Serra menghela napas dari seberang sana. "Gue sahabatnya, kenapa? Nggak terima? Dari lo sama Acha udah bikin gue kurang sreg sama lo. Lo playboy, kan? Nggak usah niat nyakitin Maya. Sebelum lo nyakitin dia, lo bakal gue santet duluan!"
Bagas menatap ponselnya tak percaya. Kemudian, pikirannya tertuju pada seorang perempuan dengan wajah galak yang waktu itu bersama Acha dan Maya. Waktu itu, Bagas sengaja hanya memberikan senyum tanpa uluran tangan karena wajah gadis itu yang terlihat sangar dan tidak ramah. Mungkinkah gadis itu adalah gadis yang ada di teleponnya sekarang?
"Gue emang punya banyak temen cewek. Tapi kalau udah suka sama satu orang, gue ba—"
"Bacot," potong Serra. Gadis itu kembali memberikan omelan yang bahkan tidak dipahami Bagas. Entahlah, suara Serra secepat karakter Flash dalam film DC.
Bersamaan dengan omelan Serra, Al yang baru saja berada di kamar mandi kembali memasuki kamar Bagas. Karena Bagas menggunakan speaker, otomatis Al mendengar jelas suara Serra yang berisik dari seberang sana.

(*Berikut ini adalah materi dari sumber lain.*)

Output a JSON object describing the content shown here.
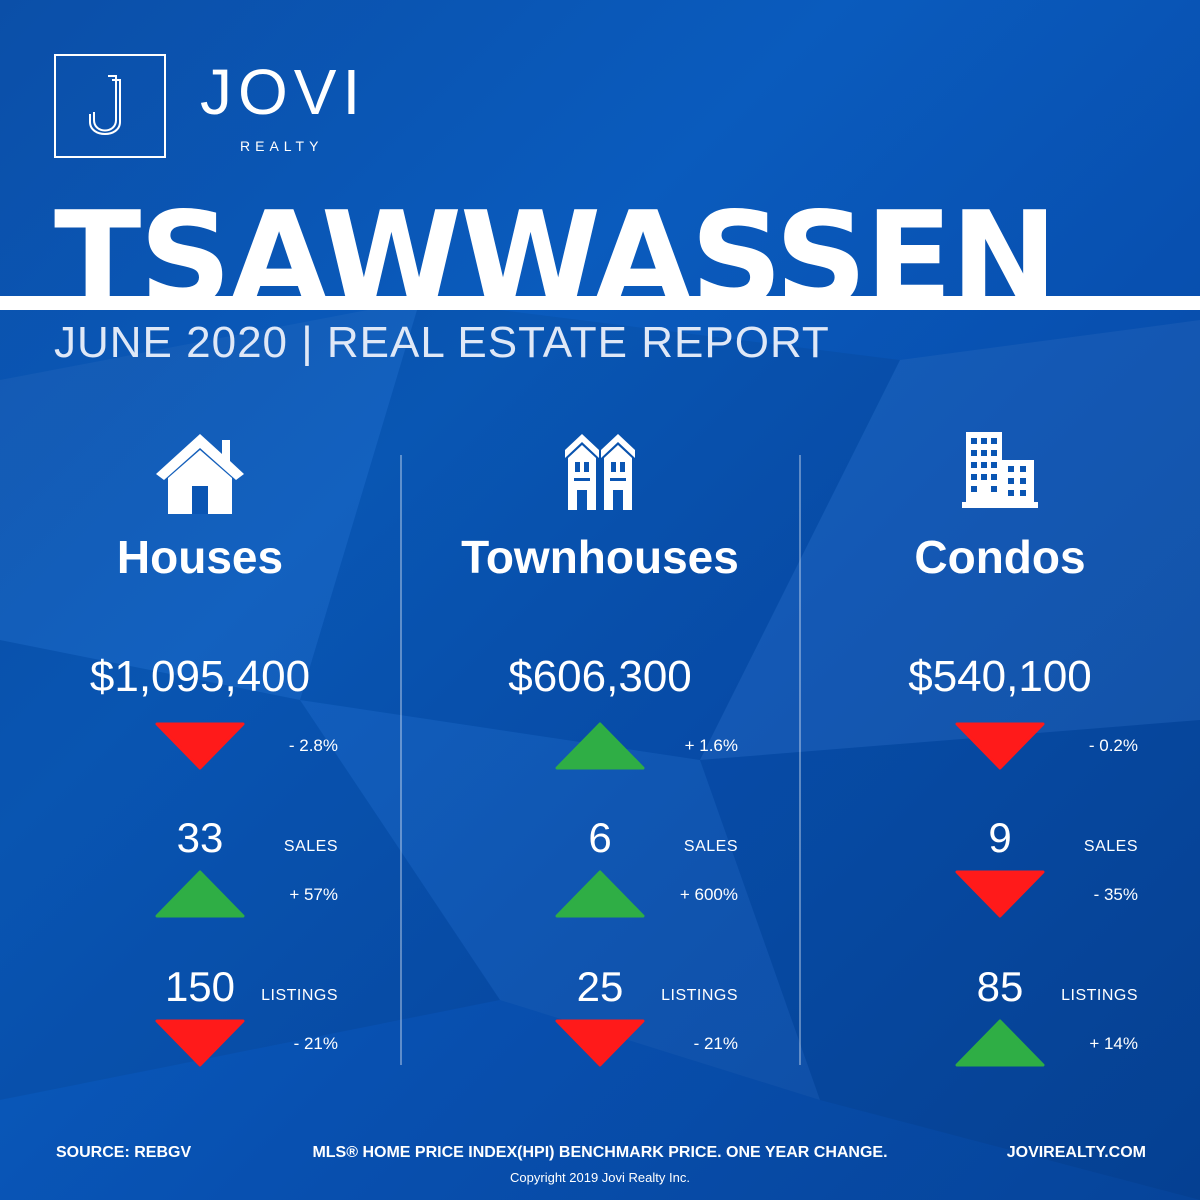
{
  "brand": {
    "name": "JOVI",
    "sub": "REALTY",
    "logo_icon": "j-monogram-icon"
  },
  "title": "TSAWWASSEN",
  "subtitle": "JUNE 2020 | REAL ESTATE REPORT",
  "colors": {
    "background": "#0a58b8",
    "up": "#2fae45",
    "down": "#ff1a1a",
    "text": "#ffffff"
  },
  "columns": [
    {
      "icon": "house-icon",
      "name": "Houses",
      "price": "$1,095,400",
      "price_change": {
        "direction": "down",
        "text": "- 2.8%"
      },
      "sales": {
        "value": "33",
        "label": "SALES",
        "direction": "up",
        "change": "+ 57%"
      },
      "listings": {
        "value": "150",
        "label": "LISTINGS",
        "direction": "down",
        "change": "- 21%"
      }
    },
    {
      "icon": "townhouse-icon",
      "name": "Townhouses",
      "price": "$606,300",
      "price_change": {
        "direction": "up",
        "text": "+ 1.6%"
      },
      "sales": {
        "value": "6",
        "label": "SALES",
        "direction": "up",
        "change": "+ 600%"
      },
      "listings": {
        "value": "25",
        "label": "LISTINGS",
        "direction": "down",
        "change": "- 21%"
      }
    },
    {
      "icon": "condo-building-icon",
      "name": "Condos",
      "price": "$540,100",
      "price_change": {
        "direction": "down",
        "text": "- 0.2%"
      },
      "sales": {
        "value": "9",
        "label": "SALES",
        "direction": "down",
        "change": "- 35%"
      },
      "listings": {
        "value": "85",
        "label": "LISTINGS",
        "direction": "up",
        "change": "+ 14%"
      }
    }
  ],
  "footer": {
    "source": "SOURCE:  REBGV",
    "note": "MLS® HOME PRICE INDEX(HPI) BENCHMARK PRICE. ONE YEAR CHANGE.",
    "website": "JOVIREALTY.COM",
    "copyright": "Copyright 2019 Jovi Realty Inc."
  }
}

Al yang penasaran pun mengambil duduk di samping Bagas sambil memperhatikan.
Bagas meringis. "Iya, iya, gue nggak ganggu temen lo lagi." Lebih baik Bagas mengalah saja ketimbang Serra semakin panas.
Tiba-tiba, terdengar suara Maya yang volumenya sedikit kecil. "Ih, Serra?! Siniin hape aku!" Suara yang semula terdengar kecil, kini kembali membesar. "Bagas, maaf ya. Aku tadi lagi di luar kamar, tiba-tiba Serra yang angkat. Maaf banget udah bikin kamu nggak nyaman."
Bagas meringis pelan. Akhirnya, suara yang ditunggu-tunggu datang. "Santai aja, May. Yang mau aku omongin bakal aku chat aja. Nanti singanya ngamuk lagi." Bagas terkekeh geli.
Kemudian, terdengar kembali omelan Serra dari balik telepon. "Bukannya ngerjain tugas, malah bucin mulu. Tugas lo tuh kalau disusun, kayaknya bisa bentuk gunung!"
"Aduh, Serra," ringis Maya sambil memukul bahu Serra. "Eh, maaf ya, Bagas. Nanti kamu chat aja ya."
Selanjutnya, terdengar bunyi tanda telepon dimatikan. Bagas menutup ponselnya.
"Anjir, yang beginian bakal pergi bareng ke Dufan? Idih, amit-amit," gumam Bagas sambil menatap ponselnya dengan ngeri. Sepertinya, mulai sekarang, ia harus sangat hati-hati ketika menelepon Maya.
Al mengerutkan kening. "Dufan?"
"Hah, bukan. Lo salah denger," tukas Bagas. Cepat-cepat ia keluar kamar untuk mencari udara segar. Teriakan Serra tadi membuatnya sedikit syok.